If we substract the equation $(6)$ from the equation $(5)$, we get:

$$\ce{Pt^2+(aq) + 4 Cl- (aq) <=> [PtCl4]^2-(aq)} \quad \quad E^\circ_\mathrm{cell} = E^\circ_\mathrm{cathode} - E^\circ_\mathrm{anode} \tag7$$

From equation $(4)$ where $n = 2$:

$$E^\circ_\mathrm{cell} = \frac{0.0592}{n} \log K_f = \frac{0.0592}{2} \log( 1.0 \times 10^{16}) = 0.474$$

Since, $E^\circ_\mathrm{cell} = E^\circ_\mathrm{cathode} - E^\circ_\mathrm{anode} = \pu{0.474 V}$, and $E^\circ_\mathrm{cathode} = \pu{1.18 V}$,

$$E^\circ_\mathrm{anode} = 1\pu{1.18 V} - \pu{0.474 V} = \pu{0.706 V}$$

$$\therefore \ \ce{[PtCl4]^2-(aq) + 2 e- <=> Pt(s) + 4 Cl- (aq)} \quad E^\circ = \pu{0.706 V}\text{ (calculated)} $$

This value is in good agreement with the experimental value, which is given as $\pu{0.755 V}$ in electrpchemical series of CRC Handbook of Chemistry and Physics.

Source of formation constant of platinum complex ion

This difference of redox potentials is a consequence of Nernst's law.
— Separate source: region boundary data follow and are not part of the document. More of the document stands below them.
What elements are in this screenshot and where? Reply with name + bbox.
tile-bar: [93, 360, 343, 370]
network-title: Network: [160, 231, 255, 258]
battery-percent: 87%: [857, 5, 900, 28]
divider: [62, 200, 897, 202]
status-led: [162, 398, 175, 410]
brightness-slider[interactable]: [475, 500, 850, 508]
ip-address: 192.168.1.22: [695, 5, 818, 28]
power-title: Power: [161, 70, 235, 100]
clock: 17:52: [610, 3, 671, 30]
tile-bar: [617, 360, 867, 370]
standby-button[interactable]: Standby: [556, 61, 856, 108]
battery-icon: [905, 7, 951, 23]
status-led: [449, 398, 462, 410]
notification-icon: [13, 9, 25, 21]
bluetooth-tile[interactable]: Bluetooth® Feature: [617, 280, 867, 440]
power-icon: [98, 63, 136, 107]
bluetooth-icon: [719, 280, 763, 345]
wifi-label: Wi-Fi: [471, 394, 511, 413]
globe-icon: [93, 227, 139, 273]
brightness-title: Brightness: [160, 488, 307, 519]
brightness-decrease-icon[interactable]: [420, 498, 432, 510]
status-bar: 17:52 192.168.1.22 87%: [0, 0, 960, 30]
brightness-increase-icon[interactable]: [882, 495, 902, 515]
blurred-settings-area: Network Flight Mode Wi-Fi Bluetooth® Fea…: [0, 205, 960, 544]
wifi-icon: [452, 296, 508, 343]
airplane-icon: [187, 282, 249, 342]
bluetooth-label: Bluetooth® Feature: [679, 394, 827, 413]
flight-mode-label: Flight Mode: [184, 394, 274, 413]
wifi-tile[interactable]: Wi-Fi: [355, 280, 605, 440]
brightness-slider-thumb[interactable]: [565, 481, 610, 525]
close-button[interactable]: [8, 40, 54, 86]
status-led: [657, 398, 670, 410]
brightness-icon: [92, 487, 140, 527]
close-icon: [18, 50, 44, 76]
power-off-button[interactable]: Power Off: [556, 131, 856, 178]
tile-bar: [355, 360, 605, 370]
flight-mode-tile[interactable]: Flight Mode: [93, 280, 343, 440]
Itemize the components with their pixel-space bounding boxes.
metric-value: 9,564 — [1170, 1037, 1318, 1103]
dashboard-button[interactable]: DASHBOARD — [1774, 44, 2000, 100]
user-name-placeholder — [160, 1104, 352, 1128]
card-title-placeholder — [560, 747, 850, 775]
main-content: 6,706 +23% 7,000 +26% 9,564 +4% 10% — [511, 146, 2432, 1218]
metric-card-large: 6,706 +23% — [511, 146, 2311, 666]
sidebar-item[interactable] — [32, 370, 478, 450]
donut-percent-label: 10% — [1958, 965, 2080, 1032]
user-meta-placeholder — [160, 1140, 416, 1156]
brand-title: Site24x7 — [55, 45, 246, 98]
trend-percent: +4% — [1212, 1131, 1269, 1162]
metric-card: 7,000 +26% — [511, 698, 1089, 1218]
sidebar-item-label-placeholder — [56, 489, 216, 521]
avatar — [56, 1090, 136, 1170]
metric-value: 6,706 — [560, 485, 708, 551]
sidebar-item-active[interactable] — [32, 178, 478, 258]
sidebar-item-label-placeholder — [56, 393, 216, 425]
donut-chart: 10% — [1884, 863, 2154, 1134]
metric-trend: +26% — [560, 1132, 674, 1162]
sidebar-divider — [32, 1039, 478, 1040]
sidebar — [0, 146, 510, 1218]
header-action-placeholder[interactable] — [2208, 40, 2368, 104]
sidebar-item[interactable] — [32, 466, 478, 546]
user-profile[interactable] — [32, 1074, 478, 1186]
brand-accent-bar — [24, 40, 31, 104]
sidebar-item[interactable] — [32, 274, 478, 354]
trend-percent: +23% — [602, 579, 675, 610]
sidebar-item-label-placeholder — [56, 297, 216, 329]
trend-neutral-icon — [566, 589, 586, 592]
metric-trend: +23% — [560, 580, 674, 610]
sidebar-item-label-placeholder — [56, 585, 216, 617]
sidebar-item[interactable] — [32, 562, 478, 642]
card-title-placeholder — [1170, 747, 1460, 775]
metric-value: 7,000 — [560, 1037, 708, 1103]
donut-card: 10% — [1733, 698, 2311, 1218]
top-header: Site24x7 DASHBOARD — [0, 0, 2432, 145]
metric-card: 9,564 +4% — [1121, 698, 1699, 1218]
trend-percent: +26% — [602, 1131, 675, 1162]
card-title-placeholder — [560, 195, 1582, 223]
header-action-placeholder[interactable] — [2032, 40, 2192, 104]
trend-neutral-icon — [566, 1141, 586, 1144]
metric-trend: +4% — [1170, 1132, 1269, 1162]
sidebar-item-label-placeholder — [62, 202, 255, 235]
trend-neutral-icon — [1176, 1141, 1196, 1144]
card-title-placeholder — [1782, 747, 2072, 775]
The second equation is nothing else as the first one, where the concentration of the $\ce{Au^{3+}}$ in a solution of $\ce{AuCl4^{-}}$ is extremely low. This sort of comparison could be used to calculate the equilibrium constant of the equilibrium $$\ce{Au^{3+} + 4 Cl- <-> AuCl4^{-}}$$ Here, Nernst's law can be written : $$\ce{Au -> Au^{3+} + 3 e-}$$ $$\ce{E = 0.93 V = 1.52 V + \frac{0.059 V}{3} . log [Au^3+]}$$ so that the concentration $\ce{[Au^{3+}]}$ in $\ce{AuCl4^-}$ is given by $$\mathrm{log}\ce{[Au^{3+}] = \frac{3}{0.059 V}(0.93 V - 1.52 V) = - 30}$$ This means that in a $1$ molar solution of $\ce{AuCl4^-}$, the concentration of the ion $\ce{Au^{3+}}$ is only $\pu{1E-30M}$. But the redox reaction happening in $\ce{AuCl4^{-}}$ is the same redox reaction that occurs between $\ce{Au}$ and $\ce{Au^{3+}}$. Just the concentration of $\ce{Au^{3+}}$ is extremely low in $\ce{AuCl4^-}$ solutions.